En juillet 1791, la Société décide de faire circuler un Bulletin de la Société Philomatique à ses correspondants. Les quinze premiers numéros, en quatorze livraisons de juillet 1791 à septembre 1792, étaient manuscrits, copiés à 18 exemplaires et distribués aux seuls correspondants élus de la Société. Le succès de ce Bulletin fut tel que la Société décida de l’imprimer en septembre 1792 et de le diffuser plus largement, le tirage étant de 200 exemplaires.
La société publie en outre quatre volumes de Rapports généraux qui portent sur la période du 10 décembre 1788 au 20 frimaire an VIII. Ces rapports contiennent des notices et éloges de divers personnages dont tous n’ont pas été philomathes.En germinal an V, le bulletin prend le titre de Bulletin des Sciences par la Société Philomathique de Paris et est mis en souscription. Cette première série comprend 96 numéros mensuels de germinal an V à ventôse an XIII.Le nombre des abonnements au Bulletin est de 16 au début ; il n’atteint que 114 deux ans plus tard pour retomber aux alentours de 60-80 dans la période allant jusqu’à 1814. Il en résulte des difficultés financières qui expliquent la succession de libraires de 1797 à 1814.La majorité de mes exemplaires du bulletin ont été envoyés au souscripteur par la poste ; sur la couverture imprimée ou sur la première page on trouve le tampon postal.Exemple d’illustration d’un mémoire de sciences naturelles.En mars 1805 (ventôse an 13), à cause du trop petit nombre d’abonnés, le bulletin cesse de paraître pendant deux ans et demi.
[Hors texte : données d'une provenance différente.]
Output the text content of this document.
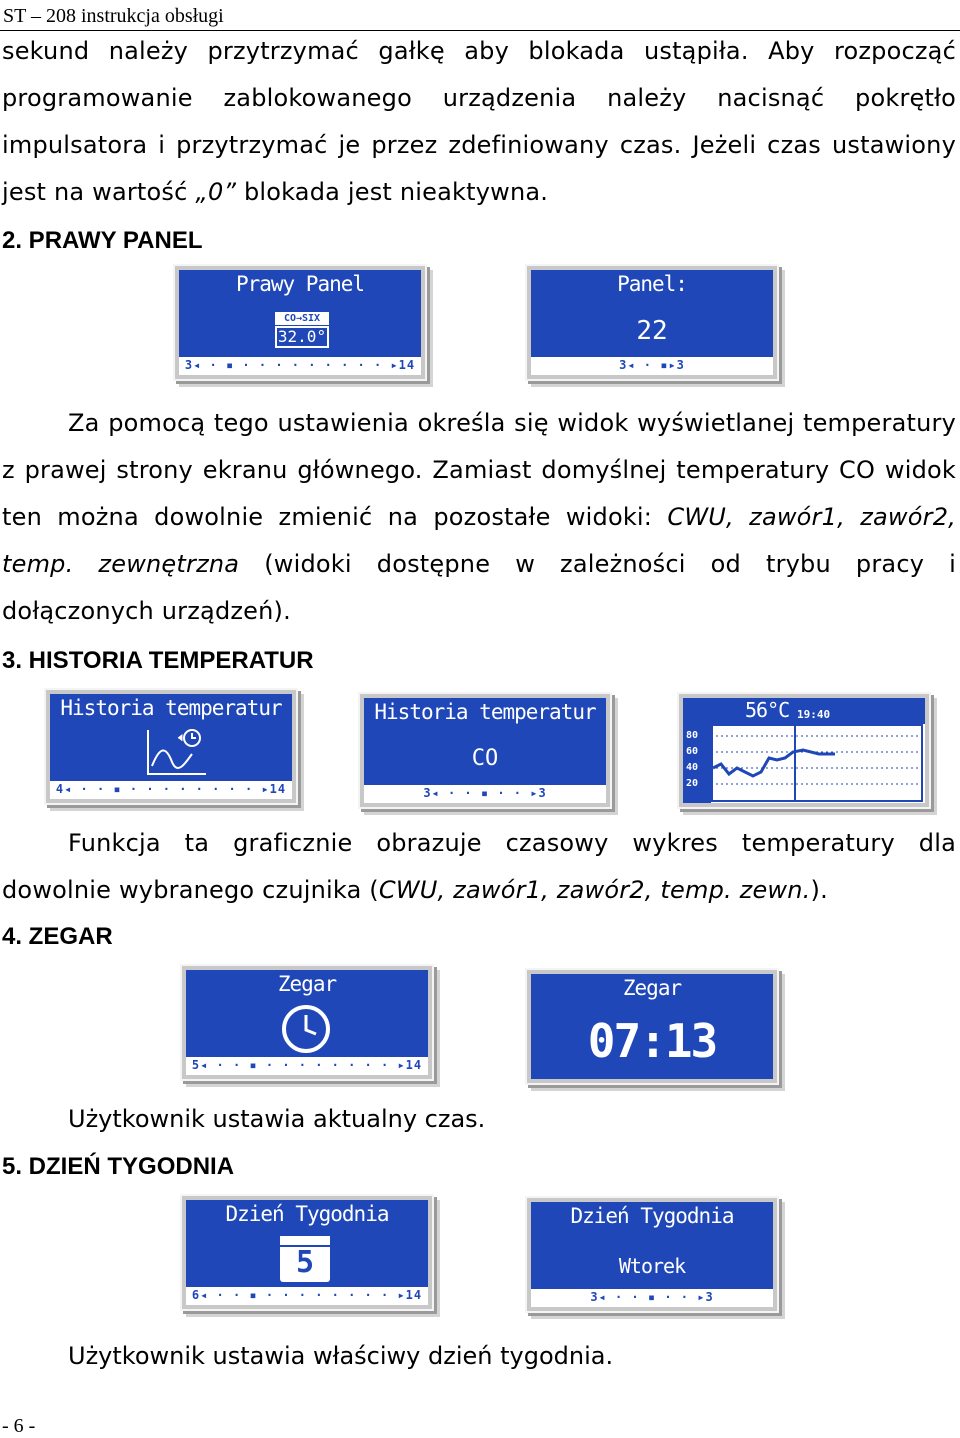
ST – 208 instrukcja obsługi

sekund należy przytrzymać gałkę aby blokada ustąpiła. Aby rozpocząć programowanie zablokowanego urządzenia należy nacisnąć pokrętło impulsatora i przytrzymać je przez zdefiniowany czas. Jeżeli czas ustawiony jest na wartość „0” blokada jest nieaktywna.

2. PRAWY PANEL
Prawy Panel
CO→SIX
32.0°
3◂ · ▪ · · · · · · · · · ▸14
Panel:
22
3◂ · ▪▸3

Za pomocą tego ustawienia określa się widok wyświetlanej temperatury z prawej strony ekranu głównego. Zamiast domyślnej temperatury CO widok ten można dowolnie zmienić na pozostałe widoki: CWU, zawór1, zawór2, temp. zewnętrzna (widoki dostępne w zależności od trybu pracy i dołączonych urządzeń).

3. HISTORIA TEMPERATUR
Historia temperatur
4◂ · · ▪ · · · · · · · · ▸14
Historia temperatur
CO
3◂ · · ▪ · · ▸3
56°C 19:40
80
60
40
20

Funkcja ta graficznie obrazuje czasowy wykres temperatury dla dowolnie wybranego czujnika (CWU, zawór1, zawór2, temp. zewn.).

4. ZEGAR
Zegar
5◂ · · ▪ · · · · · · · · ▸14
Zegar
07:13
Użytkownik ustawia aktualny czas.
5. DZIEŃ TYGODNIA
Dzień Tygodnia
5
6◂ · · ▪ · · · · · · · · ▸14
Dzień Tygodnia
Wtorek
3◂ · · ▪ · · ▸3
Użytkownik ustawia właściwy dzień tygodnia.
- 6 -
Il reparaît en octobre 1807 sous le titre de Nouveau Bulletin des Sciences par la Société Philomathique de Paris . Avec la diffusion croissante du Bulletin, la société cesse la publication des Rapports.
La publication du bulletin se prolonge jusqu’en 1827 ; elle reprend en 1832 et 1833. A partir de 1836, la société philomathique publie ses notes dans le Journal l’Institut ; en fin d’année ces notes sont regroupées en un seul volume. Le Journal l’Institut disparaissant en 1876, la publication autonome reprend en cahiers trimestriels.
Les membres présents à chaque séance signaient une liste de présence.Ces données sont extraites de la thèse de Jonathan Mandelbaum, présentée à l’Ecole des hautes Etudes en Sciences sociales de Paris en 1980 pour l’obtention du doctorat de 3ème cycle et ayant pour titre la Société philomathique de Paris de 1788 à 1835.